Gli iscritti del Movimento 5 stelle dalle 12 di oggi alle 12 di domani 14 agosto sono chiamati a votare sulla piattaforma Rousseau su due quesiti: il primo riguarda la modifica del cosiddetto “mandato zero” e il secondo le alleanze delle liste del M5s a livello comunale con i partiti tradizionali. Di fatto si tratta della deroga a due norme fondative per il Movimento e l’esito della consultazione determinerà le strategie che saranno adottate nelle prossime consultazioni elettorali. La decisione di convocare il voto su due quesiti così importanti nella settimana di Ferragosto ha spiazzato in tanti e non mancano i malumori: c’è chi si chiede come mai un tema come questo non sia stato discusso agli Stati generali (ad esempio il viceministro Stefano Buffagni) e chi teme la scarsa partecipazione.

Il tempo però stringe e, soprattutto in vista delle amministrative del 20-21 settembre i territori chiedono che le decisioni vengano prese in fretta. La modifica del mandato zero innanzitutto è fondamentale per permettere alla sindaca Virginia Raggi di ricandidarsi alla guida della Capitale. La prima cittadina sarebbe infatti al terzo mandato e quindi violerebbe il limite dei due mandati imposto dallo statuto M5s): proprio su questo gli iscritti sono chiamati ad esprimersi. La proposta, spiegata nelle scorse ore dal capo politico Vito Crimi, è di considerare nullo il mandato da consigliere comunale “in qualsiasi momento esso venga svolto”. Un’eventualità che permetterebbe alla Raggi di tornare in corsa.
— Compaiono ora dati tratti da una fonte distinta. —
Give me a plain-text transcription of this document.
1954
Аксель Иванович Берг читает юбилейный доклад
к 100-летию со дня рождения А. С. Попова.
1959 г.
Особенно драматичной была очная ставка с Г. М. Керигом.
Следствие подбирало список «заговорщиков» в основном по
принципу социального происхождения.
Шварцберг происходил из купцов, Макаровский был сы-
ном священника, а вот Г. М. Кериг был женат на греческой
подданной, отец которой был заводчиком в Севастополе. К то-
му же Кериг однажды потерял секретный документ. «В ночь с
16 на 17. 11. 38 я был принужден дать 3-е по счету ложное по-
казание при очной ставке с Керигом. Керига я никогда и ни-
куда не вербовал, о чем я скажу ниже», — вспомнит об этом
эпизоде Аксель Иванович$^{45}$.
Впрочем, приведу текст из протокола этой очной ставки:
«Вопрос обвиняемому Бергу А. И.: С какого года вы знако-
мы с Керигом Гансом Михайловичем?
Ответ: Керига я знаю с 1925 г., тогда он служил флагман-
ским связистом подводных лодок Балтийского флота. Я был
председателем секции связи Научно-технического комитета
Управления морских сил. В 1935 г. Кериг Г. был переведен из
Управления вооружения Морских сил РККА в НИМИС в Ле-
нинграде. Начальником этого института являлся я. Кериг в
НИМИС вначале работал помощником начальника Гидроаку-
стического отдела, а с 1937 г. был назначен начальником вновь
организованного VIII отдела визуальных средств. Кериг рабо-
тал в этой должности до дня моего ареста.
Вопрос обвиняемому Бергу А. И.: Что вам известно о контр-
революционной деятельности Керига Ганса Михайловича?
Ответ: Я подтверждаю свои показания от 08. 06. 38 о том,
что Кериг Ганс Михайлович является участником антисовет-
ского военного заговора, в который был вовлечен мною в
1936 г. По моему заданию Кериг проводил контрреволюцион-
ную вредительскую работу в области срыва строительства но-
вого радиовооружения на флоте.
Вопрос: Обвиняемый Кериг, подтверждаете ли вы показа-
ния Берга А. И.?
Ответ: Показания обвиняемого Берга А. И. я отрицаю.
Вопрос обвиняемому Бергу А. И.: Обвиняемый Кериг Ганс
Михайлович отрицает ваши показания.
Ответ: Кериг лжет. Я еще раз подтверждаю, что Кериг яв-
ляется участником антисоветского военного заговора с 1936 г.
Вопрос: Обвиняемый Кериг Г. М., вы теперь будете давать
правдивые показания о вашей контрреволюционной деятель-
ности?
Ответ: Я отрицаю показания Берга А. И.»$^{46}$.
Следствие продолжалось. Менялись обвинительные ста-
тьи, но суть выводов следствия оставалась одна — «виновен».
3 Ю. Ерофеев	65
Per quanto riguarda invece il secondo quesito, la faccenda non è meno delicata. La proposta fatta agli iscritti è quella di consentire, rigorosamente a livello comunale, alle liste M5s di fare alleanze con i partiti tradizionali, in primis il Partito democratico così da riprodurre lo schema di accordo che sostiene il governo Conte 2. Solo un anno fa i 5 stelle avevano votato l’introduzione del concetto di mandato zero e appunto la possibilità di fare alleanze con liste civiche. Oggi si chiede di fare una serie di interventi ulteriori sui quali però, l’ultima parola spetterà agli attivisti M5s.